On sait que sous son précédent gouvernement, Netanyahou a fait passer une loi d’apartheid à l’égard des Arabes. Mais pour en rester au gouvernement actuel, l’une des premières lois votées par le Parlement après l’élection de partis d’extrême droite a été d’autoriser une personne reconnue coupable d'un crime, mais pas condamnée à la prison ferme à obtenir un portefeuille ministériel. À partir de cela, Netanyahou, premier concerné par la justice a pu former son gouvernement avec Itamar Ben Gvir, ministre de la Sécurité publique, condamné pour incitation à la haine et soutien à une organisation terroriste. Aryeh Deri Vice-Premier ministre, ministre de la Santé et de l'Intérieur, reconnu début 2022 avoir fraudé l’administration fiscale et qui devait passer devant la commission centrale électorale pour déterminer s’il s’était rendu coupable de « turpitude morale », ce qui l’aurait empêché d’avoir une carrière politique pendant une durée de sept ans.

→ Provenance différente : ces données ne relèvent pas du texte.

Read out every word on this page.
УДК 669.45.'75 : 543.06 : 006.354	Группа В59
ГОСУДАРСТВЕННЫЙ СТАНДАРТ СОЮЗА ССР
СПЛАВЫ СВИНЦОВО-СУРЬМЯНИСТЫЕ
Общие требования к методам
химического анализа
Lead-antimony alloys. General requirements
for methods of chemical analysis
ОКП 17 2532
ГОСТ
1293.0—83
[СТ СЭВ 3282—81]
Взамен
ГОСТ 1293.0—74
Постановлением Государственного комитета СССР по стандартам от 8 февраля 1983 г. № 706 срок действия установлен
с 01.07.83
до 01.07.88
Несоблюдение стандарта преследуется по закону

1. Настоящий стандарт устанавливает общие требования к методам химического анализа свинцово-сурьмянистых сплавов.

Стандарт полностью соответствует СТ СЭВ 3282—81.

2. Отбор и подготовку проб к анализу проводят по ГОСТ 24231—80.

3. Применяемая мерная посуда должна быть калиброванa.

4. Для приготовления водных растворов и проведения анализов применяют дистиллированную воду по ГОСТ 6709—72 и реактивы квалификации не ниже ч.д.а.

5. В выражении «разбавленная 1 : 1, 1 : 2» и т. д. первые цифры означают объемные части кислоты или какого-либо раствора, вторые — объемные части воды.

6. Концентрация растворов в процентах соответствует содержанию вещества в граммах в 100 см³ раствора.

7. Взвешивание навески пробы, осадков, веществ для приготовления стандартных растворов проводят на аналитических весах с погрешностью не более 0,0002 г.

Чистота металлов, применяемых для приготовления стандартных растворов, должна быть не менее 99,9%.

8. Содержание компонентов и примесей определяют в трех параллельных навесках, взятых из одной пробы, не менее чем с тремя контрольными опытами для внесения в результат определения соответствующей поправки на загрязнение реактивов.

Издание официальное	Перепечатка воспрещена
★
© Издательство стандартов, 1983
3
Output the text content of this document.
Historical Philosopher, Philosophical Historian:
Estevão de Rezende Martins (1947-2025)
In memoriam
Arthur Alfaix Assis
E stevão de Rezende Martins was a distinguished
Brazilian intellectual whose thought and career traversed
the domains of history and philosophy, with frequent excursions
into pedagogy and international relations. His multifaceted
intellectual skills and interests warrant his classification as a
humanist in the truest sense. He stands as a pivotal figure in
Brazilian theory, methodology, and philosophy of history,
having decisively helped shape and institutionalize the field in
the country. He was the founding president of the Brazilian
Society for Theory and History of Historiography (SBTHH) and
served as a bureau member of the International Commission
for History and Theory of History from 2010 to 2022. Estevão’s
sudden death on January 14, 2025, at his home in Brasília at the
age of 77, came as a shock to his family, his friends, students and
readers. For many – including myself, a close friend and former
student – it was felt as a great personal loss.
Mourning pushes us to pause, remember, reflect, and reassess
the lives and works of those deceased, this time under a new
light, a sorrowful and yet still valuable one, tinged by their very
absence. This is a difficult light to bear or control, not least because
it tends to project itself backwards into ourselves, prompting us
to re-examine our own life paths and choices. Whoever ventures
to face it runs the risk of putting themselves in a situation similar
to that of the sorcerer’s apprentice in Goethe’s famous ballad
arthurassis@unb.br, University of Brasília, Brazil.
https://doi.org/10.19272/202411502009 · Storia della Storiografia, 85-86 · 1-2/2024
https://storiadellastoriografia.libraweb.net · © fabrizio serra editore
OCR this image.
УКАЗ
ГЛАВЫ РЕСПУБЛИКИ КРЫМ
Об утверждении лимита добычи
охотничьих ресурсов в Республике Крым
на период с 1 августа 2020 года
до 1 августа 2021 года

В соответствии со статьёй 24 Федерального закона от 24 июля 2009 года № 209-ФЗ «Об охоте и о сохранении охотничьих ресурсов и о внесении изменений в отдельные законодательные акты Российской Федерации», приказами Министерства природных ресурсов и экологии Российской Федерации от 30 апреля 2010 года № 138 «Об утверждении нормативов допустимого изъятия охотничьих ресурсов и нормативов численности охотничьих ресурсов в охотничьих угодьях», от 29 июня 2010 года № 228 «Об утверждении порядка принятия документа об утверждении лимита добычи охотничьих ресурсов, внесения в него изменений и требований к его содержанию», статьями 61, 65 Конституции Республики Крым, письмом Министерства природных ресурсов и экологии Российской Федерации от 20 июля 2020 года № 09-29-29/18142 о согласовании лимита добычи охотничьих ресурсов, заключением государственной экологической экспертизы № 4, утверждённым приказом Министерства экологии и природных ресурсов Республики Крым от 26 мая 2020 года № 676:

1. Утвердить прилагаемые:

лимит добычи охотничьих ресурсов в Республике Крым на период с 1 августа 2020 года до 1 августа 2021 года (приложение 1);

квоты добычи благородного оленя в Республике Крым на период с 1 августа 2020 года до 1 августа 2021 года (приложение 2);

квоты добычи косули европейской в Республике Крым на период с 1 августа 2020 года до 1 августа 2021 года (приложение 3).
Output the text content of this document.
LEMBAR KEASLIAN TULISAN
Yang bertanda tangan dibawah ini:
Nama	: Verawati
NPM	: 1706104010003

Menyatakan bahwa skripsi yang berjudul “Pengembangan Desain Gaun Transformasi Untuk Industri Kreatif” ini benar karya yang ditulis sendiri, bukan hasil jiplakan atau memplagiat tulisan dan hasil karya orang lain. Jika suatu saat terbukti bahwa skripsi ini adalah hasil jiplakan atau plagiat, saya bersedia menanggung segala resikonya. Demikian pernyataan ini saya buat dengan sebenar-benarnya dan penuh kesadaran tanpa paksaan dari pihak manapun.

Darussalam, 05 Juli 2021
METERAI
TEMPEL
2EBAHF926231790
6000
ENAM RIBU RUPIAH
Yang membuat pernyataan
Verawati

Benyamin Netanyahou qui est poursuivi pour corruption et dont le procès n’a toujours pas eu lieu.
Quant aux partis entrés dans les arcanes du pouvoir, gouvernement ou Knesset, sont :
► Le Shass, parti ultra-religieux séfarade. Le rabbin Ovadia Yosef, ancien dirigeant spirituel du parti, a notamment déclaré que « le Seigneur retournera les actions des Arabes contre eux-mêmes, épuisera leur semence et les exterminera ».
► Judaïsme unifié de la Torah, parti ultraorthodoxe. Le parti s’oppose à la séparation entre la religion et l’État. Il réclame même une inclusion plus importante de l’esprit de la loi juive dans la législation d’Israël.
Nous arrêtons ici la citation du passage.